Fighter All Weather (FAW) of the Fleet Air Arm.

EA (Air) David Green.


The S227 was a Fleet Air Arm assessement report for Royal Navy Aircrew

David Green was awarded this honorary assessement (tongue in cheek) with the highest possible grade of 10.

Signed by the Squadron Commanding Officer of 899 Squadron. Cdr. David Dunbar-Dempsey RN and Commander Air of HMS Eagle. Cdr. Ted Anson RN.

November 2007 ...." so, having spent most of my Naval career maintaining Sea Vixens, the memories came flooding back when viewing

Above my desk there is a picture of Sea Vixen XN655 of 899 Squadron (#121) along with my S227 Record. This was presented to me by Sub.Lt.Kim Sharman for the 1Hr and 10 min. that I flew in it with Kim in the fall of 1969 from Gibraltar. I see that Kim is still around and has made a contribution to the website. Attached are pictures of that momento, the quotation below the picture is "Sublime Faith".

After completing the Aircraft Artificer apprenticeship at Arbroath I was drafted to Yeovilton in January 1960 and other than a few months spent on 766 Venoms and the Admiral's Vampire the next 3.5 years was spent servicing Sea Vixen’s with time on 766B and 899 Squadrons.

The decision to convert to Elecrical Artificer (Air) was probably due to the time spent in the fuel bay or replacing the No. 1 or 1A Tank liners. One could never quite get rid of the smell of avgas or hydraulic oil.

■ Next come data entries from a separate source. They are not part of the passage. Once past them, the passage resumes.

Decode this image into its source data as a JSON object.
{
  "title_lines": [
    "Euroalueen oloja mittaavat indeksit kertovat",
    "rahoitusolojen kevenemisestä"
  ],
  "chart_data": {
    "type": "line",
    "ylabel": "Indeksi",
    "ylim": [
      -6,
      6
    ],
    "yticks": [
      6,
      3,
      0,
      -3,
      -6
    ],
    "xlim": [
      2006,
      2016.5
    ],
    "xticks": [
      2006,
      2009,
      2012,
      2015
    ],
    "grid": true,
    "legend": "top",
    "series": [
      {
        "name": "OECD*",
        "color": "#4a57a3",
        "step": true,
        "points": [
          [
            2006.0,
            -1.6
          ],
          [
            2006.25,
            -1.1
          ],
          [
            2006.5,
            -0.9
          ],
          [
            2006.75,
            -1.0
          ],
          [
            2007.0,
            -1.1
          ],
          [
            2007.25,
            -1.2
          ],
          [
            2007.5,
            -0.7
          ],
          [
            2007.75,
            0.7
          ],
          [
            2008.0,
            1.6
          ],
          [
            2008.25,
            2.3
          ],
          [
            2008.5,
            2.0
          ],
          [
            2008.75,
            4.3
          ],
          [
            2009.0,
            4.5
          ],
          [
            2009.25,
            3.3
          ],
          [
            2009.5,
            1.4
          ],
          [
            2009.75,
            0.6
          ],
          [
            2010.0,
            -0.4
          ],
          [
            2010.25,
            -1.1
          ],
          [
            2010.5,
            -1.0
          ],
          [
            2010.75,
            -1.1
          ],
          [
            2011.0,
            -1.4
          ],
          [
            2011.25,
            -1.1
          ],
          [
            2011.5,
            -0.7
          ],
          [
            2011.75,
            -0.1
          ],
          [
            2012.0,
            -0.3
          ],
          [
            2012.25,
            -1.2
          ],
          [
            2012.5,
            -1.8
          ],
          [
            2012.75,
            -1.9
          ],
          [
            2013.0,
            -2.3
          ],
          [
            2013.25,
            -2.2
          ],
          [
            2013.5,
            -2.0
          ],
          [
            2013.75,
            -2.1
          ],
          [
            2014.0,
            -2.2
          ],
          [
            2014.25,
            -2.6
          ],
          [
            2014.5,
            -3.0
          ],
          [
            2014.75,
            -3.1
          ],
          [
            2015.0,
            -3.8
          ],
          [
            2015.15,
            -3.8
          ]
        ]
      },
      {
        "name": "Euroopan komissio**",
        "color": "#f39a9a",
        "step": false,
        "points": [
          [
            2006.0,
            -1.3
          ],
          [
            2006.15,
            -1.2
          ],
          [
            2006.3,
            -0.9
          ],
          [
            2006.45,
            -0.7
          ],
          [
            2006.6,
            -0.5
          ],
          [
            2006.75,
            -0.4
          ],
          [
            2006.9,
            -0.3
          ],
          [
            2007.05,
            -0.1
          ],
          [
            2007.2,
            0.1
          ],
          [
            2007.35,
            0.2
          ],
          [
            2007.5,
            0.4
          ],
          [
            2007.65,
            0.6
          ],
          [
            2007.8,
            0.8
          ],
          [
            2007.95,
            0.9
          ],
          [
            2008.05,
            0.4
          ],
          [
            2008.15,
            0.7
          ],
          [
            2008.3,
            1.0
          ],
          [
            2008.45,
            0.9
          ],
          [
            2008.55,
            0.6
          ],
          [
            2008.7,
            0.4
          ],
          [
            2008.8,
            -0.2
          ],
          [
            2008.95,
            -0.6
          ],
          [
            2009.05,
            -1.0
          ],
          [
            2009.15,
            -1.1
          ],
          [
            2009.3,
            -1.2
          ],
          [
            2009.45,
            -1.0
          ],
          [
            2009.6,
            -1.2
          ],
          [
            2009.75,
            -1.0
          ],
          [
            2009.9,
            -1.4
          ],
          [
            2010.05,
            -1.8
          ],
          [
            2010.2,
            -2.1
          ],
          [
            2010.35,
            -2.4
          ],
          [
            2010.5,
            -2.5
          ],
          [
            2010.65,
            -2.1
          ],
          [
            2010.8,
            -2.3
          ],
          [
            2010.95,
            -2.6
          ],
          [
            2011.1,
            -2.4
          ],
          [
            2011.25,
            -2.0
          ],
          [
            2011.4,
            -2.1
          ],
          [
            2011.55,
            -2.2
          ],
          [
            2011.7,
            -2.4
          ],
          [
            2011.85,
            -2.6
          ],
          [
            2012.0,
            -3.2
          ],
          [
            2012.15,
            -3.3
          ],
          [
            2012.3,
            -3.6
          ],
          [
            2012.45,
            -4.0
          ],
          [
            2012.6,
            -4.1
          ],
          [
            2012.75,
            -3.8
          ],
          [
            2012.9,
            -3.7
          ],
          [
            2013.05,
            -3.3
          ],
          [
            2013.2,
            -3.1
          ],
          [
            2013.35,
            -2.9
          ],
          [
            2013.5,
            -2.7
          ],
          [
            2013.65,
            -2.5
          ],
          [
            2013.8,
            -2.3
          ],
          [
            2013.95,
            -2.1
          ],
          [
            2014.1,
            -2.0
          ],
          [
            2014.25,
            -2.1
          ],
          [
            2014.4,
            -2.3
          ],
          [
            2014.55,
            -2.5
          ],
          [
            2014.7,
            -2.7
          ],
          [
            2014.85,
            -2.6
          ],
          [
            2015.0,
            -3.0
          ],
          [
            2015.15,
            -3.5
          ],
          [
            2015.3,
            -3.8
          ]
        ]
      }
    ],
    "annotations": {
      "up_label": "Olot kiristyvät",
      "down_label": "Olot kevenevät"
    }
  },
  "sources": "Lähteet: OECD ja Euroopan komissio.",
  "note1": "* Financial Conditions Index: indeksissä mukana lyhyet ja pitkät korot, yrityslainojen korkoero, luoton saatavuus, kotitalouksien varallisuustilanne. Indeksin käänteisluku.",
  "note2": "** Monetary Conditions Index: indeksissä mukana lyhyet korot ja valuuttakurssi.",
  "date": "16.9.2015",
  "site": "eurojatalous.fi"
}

After completing the EA(Air) conversion course it was back to Yeovilton and the Sea Vixen, now the Mk 2. Prior to joining 899 in January 1968 I completed the Sea Vixen SAMCO at Lee with special emphasis on the Red Top missile and the armament systems.

One of my early tasks on 899 was to fulfill Cdr. McCullough's mandate and make all aircraft Red Top ready. One aircraft in particular I recall, kept roasting one of the missile boxes, this we traced to an aircraft wiring error. That aircraft was probably miswired on conversion and may never have had the Red Top system operational.

In 69 we were in the Med and I found great satisfaction working with the Senior Pilot and Air Weapons officer fitting the Sea Vixen for the more unusual weapon options. This led me to request a flight in a Sea Vixen, before leaving 899, with the Senior Pilot. On the night before the flight I discovered my pilot had gone from the Senior Pilot to a very junior pilot, S/Lt Kim Sharman, not surprising since we had a Divisional Officer/Chief relationship, but my determination to fly didn't waiver.

The experience was one not to be missed, takeoff and climb out were quite a bit faster than my first ever flight, a Blackburn Beverley. Then, it was great fun handling the aircraft via the autopilot and going through the sound barrier.

I did make a couple of novice mistakes; the barf bag goes in the lower pockets, not required thank goodness. The other was looking down, when doing a low level pass on a destroyer; this was in spite of tapping the altimeter to ensure that it really read zero feet, should have looked up. The rest of the flight and landing was uneventful, although the air around the Rock was turbulent. All told Kim , it was an experience I will never forget, you did a great job and I never doubted your skills. Not sure though, after working on the Mk1 as an AA, whether I would have flown in a Mk1.

Sea Vixen Citation for David Green. Electrical Artificer.